ALA Midwinter 2007, ALCTS Future of Cataloging presentation: Collaboration, Not Competition. (slides: QuickTime & PDF.)
Stir my writings on The Google Economy and Arrival of the Stupendous post with frame four of the ALCTS And The Future Of Bibliographic Control: Challenges, Actions, And Values document:
In the realm of advanced digital applications, we are interested in collaboration, not competition.
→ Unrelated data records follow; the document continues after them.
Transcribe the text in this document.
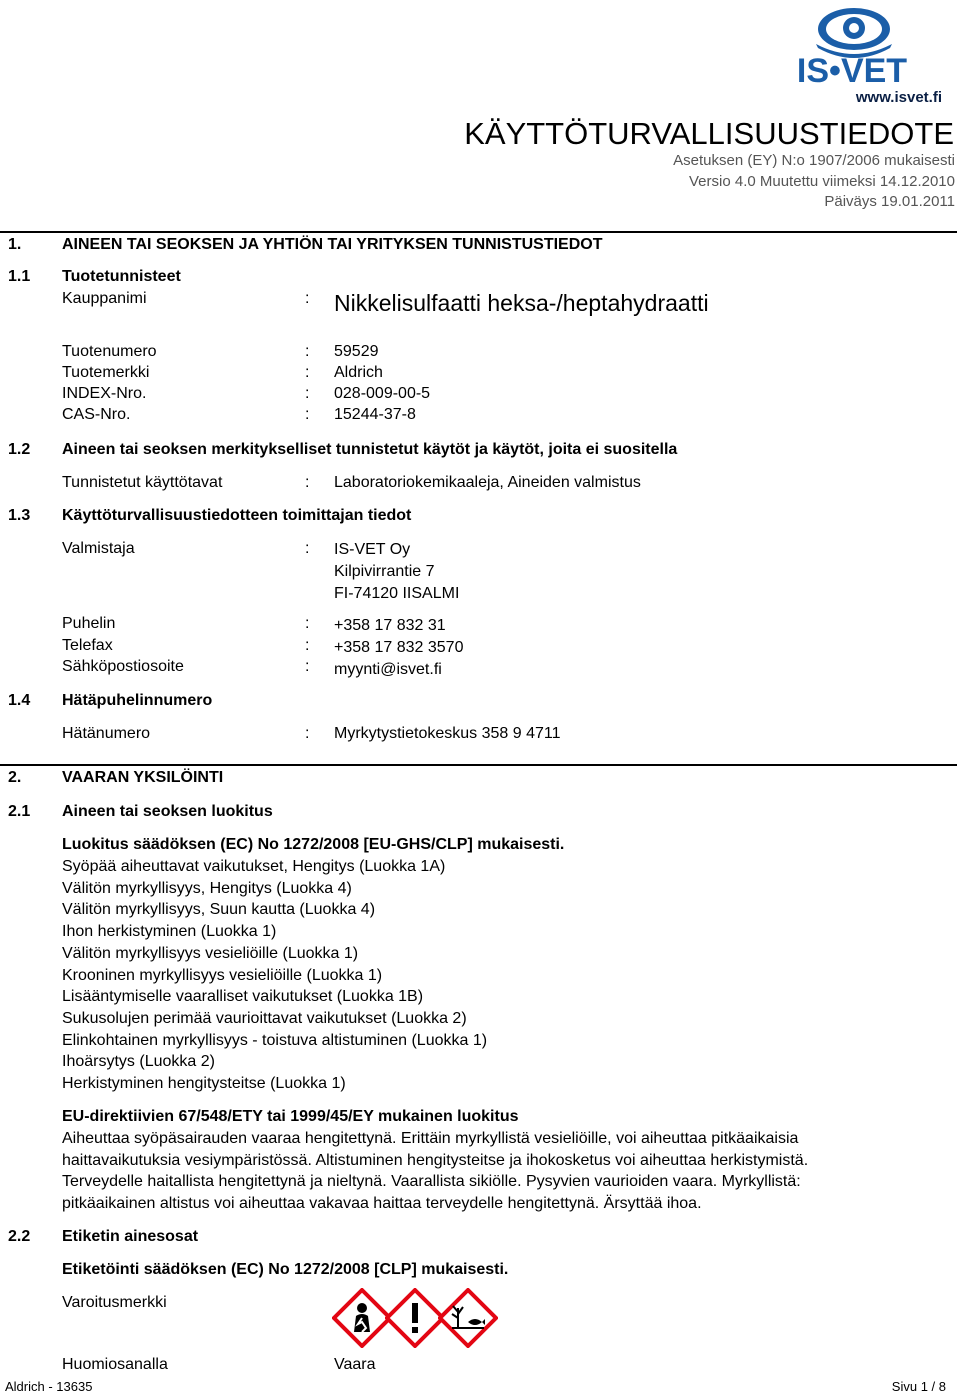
IS•VET
www.isvet.fi
KÄYTTÖTURVALLISUUSTIEDOTE
Asetuksen (EY) N:o 1907/2006 mukaisesti
Versio 4.0 Muutettu viimeksi 14.12.2010
Päiväys 19.01.2011
1.	AINEEN TAI SEOKSEN JA YHTIÖN TAI YRITYKSEN TUNNISTUSTIEDOT
1.1 Tuotetunnisteet
Kauppanimi	: Nikkelisulfaatti heksa-/heptahydraatti
Tuotenumero	: 59529
Tuotemerkki	: Aldrich
INDEX-Nro.	: 028-009-00-5
CAS-Nro.	: 15244-37-8
1.2 Aineen tai seoksen merkitykselliset tunnistetut käytöt ja käytöt, joita ei suositella
Tunnistetut käyttötavat	: Laboratoriokemikaaleja, Aineiden valmistus
1.3 Käyttöturvallisuustiedotteen toimittajan tiedot
Valmistaja	: IS-VET Oy
Kilpivirrantie 7
FI-74120 IISALMI
Puhelin	: +358 17 832 31
Telefax	: +358 17 832 3570
Sähköpostiosoite	: myynti@isvet.fi
1.4 Hätäpuhelinnumero
Hätänumero	: Myrkytystietokeskus 358 9 4711
2.	VAARAN YKSILÖINTI
2.1 Aineen tai seoksen luokitus
Luokitus säädöksen (EC) No 1272/2008 [EU-GHS/CLP] mukaisesti.
Syöpää aiheuttavat vaikutukset, Hengitys (Luokka 1A)
Välitön myrkyllisyys, Hengitys (Luokka 4)
Välitön myrkyllisyys, Suun kautta (Luokka 4)
Ihon herkistyminen (Luokka 1)
Välitön myrkyllisyys vesieliöille (Luokka 1)
Krooninen myrkyllisyys vesieliöille (Luokka 1)
Lisääntymiselle vaaralliset vaikutukset (Luokka 1B)
Sukusolujen perimää vaurioittavat vaikutukset (Luokka 2)
Elinkohtainen myrkyllisyys - toistuva altistuminen (Luokka 1)
Ihoärsytys (Luokka 2)
Herkistyminen hengitysteitse (Luokka 1)
EU-direktiivien 67/548/ETY tai 1999/45/EY mukainen luokitus
Aiheuttaa syöpäsairauden vaaraa hengitettynä. Erittäin myrkyllistä vesieliöille, voi aiheuttaa pitkäaikaisia
haittavaikutuksia vesiympäristössä. Altistuminen hengitysteitse ja ihokosketus voi aiheuttaa herkistymistä.
Terveydelle haitallista hengitettynä ja nieltynä. Vaarallista sikiölle. Pysyvien vaurioiden vaara. Myrkyllistä:
pitkäaikainen altistus voi aiheuttaa vakavaa haittaa terveydelle hengitettynä. Ärsyttää ihoa.
2.2 Etiketin ainesosat
Etiketöinti säädöksen (EC) No 1272/2008 [CLP] mukaisesti.
Varoitusmerkki
Huomiosanalla	Vaara
Aldrich - 13635	Sivu 1 / 8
We take as axiomatic the idea that library catalogs and bibliographic databases on the one hand, and Web search engines on the other, have complementary strengths. No matter what their respective popularity may be among the general population, neither of these broad categories of tools can compete with the other, on the other’s own ground. Realizing this, we maintain that “future catalogs” discussions based on the idea of “competition between the catalog and search engines” have become passé, leading to redundant sets of questions and answers. Such discussions lead to foregone, dead-end conclusions which tend to ignore points 1-3 above. The interesting questions about “the future of the catalog” now have to do with collaboration, not competition. Collaborations with librarians and nonlibrarians who operate social networking sites, implement “Web 2.0” or “Library 2.0” services, and pursue creative mashups of the most heterogeneous types of metadata, will invigorate both our practice and theory, as well as strengthen our relationships with our user groups. These collaborations will also be fueled by our expertise in metadata creation, of the traditional library type as well as in newer forms. Because recent and future data mining products, such as Endeca, will continue to require sources of rich metadata, the value of bibliographic metadata itself is likely to increase.